The survey of 1,060 freelancers and self-employed professionals found that AI coding tools, agent developers, and automation platforms are moving deeper into jobs that have historically kept independent technicians, and are having a direct impact on how EdTech and workforce training providers teach AI skills.

The data shows that the workforce is divided, already using AI on a daily basis but questioning what those tools mean for long-term demand. Creative professionals are more pessimistic than tech freelancers, with 43.3% saying AI will have a negative impact on their roles, and around one in five expecting a positive impact.

Freelancers are using AI while worrying about it

Lee Murphy, managing director of The Accountancy Partnership, said the results reflected the complex relationship between technology professionals and the tools they help create. “The technology industry is constantly evolving with new technologies, and artificial intelligence is just the latest transformation shaping the way developers and IT professionals work,” he says.
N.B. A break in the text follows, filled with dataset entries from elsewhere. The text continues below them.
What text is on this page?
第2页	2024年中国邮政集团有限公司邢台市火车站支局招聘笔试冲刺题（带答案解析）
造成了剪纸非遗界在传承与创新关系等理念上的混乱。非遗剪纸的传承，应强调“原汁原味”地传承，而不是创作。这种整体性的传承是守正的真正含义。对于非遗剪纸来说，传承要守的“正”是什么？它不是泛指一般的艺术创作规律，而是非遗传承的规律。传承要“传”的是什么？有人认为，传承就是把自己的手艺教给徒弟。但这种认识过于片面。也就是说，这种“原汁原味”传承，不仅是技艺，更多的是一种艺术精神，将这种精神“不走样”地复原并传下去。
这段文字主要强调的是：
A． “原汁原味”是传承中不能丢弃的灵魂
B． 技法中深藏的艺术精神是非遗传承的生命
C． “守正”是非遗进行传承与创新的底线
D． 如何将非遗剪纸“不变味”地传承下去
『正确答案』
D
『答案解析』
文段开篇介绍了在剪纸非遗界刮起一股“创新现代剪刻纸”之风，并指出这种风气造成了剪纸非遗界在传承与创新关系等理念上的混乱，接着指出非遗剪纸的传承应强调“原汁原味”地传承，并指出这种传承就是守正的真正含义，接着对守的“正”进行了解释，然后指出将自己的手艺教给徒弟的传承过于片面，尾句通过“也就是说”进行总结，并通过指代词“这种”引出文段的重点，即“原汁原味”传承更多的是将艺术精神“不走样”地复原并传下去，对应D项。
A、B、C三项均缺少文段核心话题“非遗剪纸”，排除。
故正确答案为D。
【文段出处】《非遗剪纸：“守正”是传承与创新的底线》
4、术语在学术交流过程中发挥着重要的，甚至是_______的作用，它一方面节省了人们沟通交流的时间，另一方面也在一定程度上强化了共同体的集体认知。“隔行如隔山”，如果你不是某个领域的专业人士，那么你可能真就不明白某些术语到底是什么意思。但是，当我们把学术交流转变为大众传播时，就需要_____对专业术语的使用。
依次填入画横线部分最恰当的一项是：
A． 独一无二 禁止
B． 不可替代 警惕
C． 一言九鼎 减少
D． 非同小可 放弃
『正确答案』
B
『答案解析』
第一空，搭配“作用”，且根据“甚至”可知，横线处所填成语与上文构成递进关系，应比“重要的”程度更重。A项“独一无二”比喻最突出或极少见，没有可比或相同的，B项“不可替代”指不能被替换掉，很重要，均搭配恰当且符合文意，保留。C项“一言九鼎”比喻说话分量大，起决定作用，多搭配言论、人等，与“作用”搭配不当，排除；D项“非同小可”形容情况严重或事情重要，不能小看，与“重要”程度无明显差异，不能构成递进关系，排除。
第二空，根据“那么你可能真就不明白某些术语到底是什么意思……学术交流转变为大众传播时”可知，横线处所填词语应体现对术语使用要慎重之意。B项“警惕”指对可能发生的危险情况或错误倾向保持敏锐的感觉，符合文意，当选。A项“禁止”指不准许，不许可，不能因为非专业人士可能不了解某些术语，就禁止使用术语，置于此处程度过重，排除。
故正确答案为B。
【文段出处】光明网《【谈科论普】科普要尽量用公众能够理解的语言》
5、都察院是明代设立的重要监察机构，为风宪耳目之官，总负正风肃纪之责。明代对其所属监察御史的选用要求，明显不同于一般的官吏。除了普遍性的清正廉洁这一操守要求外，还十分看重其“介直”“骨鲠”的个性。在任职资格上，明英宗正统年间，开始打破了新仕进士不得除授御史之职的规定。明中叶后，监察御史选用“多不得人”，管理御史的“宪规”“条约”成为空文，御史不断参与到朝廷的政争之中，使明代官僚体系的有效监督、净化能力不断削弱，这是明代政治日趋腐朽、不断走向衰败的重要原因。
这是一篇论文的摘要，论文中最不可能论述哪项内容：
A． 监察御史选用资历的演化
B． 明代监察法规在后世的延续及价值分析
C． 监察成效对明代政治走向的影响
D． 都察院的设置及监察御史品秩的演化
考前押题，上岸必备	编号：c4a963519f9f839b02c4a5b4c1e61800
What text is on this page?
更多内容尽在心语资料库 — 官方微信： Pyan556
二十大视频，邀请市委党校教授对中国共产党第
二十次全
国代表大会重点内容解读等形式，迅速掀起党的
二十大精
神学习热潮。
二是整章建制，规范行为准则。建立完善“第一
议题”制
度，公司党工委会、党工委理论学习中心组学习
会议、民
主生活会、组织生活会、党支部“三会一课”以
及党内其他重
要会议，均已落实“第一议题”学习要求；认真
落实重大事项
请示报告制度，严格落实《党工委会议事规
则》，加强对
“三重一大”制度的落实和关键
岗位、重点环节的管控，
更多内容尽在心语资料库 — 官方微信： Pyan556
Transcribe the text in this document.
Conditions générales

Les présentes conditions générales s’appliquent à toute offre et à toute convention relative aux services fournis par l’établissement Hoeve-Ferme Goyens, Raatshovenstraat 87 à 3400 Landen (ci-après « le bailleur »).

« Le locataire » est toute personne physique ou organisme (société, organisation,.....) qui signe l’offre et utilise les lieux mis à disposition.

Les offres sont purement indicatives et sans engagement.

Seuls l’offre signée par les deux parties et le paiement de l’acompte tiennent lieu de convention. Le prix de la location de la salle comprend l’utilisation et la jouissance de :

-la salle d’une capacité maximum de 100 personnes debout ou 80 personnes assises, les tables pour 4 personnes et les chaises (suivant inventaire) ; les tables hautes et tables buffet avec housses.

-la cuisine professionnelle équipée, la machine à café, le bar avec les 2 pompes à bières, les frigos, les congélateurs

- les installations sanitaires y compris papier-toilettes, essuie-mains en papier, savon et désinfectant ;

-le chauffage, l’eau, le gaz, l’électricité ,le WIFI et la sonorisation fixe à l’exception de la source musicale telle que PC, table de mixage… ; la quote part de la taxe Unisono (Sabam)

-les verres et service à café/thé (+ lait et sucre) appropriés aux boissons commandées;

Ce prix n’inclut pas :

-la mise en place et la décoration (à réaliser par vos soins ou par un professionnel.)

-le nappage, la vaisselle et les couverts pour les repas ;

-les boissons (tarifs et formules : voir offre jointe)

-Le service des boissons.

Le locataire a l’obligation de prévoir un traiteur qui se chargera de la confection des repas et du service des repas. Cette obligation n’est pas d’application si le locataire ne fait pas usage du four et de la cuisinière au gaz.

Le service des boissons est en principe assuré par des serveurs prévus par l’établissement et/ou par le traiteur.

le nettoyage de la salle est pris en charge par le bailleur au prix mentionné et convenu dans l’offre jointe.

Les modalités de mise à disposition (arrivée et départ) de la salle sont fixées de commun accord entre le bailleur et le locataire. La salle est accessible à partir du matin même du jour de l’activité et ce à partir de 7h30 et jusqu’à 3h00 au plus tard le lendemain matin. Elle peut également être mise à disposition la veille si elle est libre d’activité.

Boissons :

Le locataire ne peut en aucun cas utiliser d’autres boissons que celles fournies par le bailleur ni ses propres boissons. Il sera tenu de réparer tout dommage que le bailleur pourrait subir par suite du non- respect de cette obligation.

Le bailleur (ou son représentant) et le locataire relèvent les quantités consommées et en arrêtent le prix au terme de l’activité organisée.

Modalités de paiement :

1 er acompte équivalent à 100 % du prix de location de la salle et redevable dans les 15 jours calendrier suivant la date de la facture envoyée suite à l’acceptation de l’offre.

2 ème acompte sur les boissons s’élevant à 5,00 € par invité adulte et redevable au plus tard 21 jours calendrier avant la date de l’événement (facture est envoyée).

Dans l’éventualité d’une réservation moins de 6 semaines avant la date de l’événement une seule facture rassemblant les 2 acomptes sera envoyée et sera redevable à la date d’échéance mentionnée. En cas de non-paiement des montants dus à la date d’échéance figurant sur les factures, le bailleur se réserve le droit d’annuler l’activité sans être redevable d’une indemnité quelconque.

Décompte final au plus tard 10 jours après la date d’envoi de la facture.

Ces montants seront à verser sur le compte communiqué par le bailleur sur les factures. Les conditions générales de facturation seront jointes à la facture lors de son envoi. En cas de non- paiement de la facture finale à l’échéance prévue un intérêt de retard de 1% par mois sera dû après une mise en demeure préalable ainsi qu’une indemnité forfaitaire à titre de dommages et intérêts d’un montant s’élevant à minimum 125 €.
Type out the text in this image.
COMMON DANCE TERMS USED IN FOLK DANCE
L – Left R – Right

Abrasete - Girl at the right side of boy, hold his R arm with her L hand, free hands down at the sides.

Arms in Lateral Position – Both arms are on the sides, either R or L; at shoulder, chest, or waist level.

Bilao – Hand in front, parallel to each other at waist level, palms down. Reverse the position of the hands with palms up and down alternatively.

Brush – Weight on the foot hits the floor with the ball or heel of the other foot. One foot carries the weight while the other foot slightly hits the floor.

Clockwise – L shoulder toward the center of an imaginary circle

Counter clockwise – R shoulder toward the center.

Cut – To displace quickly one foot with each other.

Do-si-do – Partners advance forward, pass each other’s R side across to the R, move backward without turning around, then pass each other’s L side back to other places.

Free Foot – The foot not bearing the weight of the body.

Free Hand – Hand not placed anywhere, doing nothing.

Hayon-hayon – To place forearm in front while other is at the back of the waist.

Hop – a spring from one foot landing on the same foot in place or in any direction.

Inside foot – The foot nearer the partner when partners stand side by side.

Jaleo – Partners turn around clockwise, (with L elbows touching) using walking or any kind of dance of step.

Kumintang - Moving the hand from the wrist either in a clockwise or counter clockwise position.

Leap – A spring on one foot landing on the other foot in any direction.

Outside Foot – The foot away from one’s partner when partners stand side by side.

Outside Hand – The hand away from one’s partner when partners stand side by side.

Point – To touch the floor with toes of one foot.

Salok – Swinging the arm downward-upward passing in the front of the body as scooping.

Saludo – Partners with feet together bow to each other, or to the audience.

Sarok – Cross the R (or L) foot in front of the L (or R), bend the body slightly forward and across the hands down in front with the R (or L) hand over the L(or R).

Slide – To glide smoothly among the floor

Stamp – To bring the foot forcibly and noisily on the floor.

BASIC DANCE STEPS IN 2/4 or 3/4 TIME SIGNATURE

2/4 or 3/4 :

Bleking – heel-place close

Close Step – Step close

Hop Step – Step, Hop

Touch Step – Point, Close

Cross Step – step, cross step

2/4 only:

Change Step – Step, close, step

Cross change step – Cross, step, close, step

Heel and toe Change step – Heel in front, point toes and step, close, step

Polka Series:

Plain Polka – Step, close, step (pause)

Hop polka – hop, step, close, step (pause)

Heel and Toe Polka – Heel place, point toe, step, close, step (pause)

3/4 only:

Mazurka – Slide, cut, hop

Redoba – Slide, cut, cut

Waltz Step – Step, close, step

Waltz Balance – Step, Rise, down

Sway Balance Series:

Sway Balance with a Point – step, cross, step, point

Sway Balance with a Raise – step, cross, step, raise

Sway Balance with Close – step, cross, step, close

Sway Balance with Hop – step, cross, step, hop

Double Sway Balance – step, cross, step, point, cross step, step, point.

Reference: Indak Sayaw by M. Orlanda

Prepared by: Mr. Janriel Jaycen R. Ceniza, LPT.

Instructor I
Murphy says many freelancers are already incorporating AI into their workflows. “AI can help automate repetitive coding tasks, generate documentation, and assist with debugging. For many freelancers, this frees up time to focus on more complex or strategic work,” he says. However, there are concerns about the speed of change. “With new technologies emerging so quickly, it’s natural for professionals to wonder how their roles will evolve. Some freelancers may worry that automation will reduce the demand for certain tasks,” he added.

Companies that replace humans with AI are now seen as a threat

Across all sectors, 13.9 percent of self-employed respondents cited companies using AI as the single biggest threat to their industry, putting automation in direct conflict with customer demand as an industry-level risk. Additionally, 28.7% of creators say they believe AI will have a negative impact on the industry and their work.

The findings have implications for a broader debate around AI and white-collar jobs, with technology leaders arguing that AI is more likely to change the way people work than eliminating jobs altogether, while analysts warn that automation is already changing the roles of software development, finance and marketing.

AI skills are the crossroads for freelance survival

Freelancers who treat AI as a skill to be learned, rather than a threat to be ignored, are likely to be the first to emerge, Murphy said. “Those who learn how to integrate new tools into their workflows often gain a competitive advantage. The experts who best understand new technologies often shape how those technologies are used,” he says.

He adds, “Developers have always worked with evolving tools, whether it’s the rise of cloud computing, automation frameworks, or low-code platforms. Rather than eliminating the need for skilled professionals, artificial intelligence is likely to be another tool that changes the way work is done.”

This data aligns with the direction universities, bootcamps, and corporate learning providers are already taking to incorporate the fundamentals of AI literacy, prompted engineering, and machine learning into mainstream technical training. An open question is whether this provision will reach freelancers who are outside of employer-funded L&D budgets, or whether the AI ​​skills gap will be a determining factor in who continues to get work.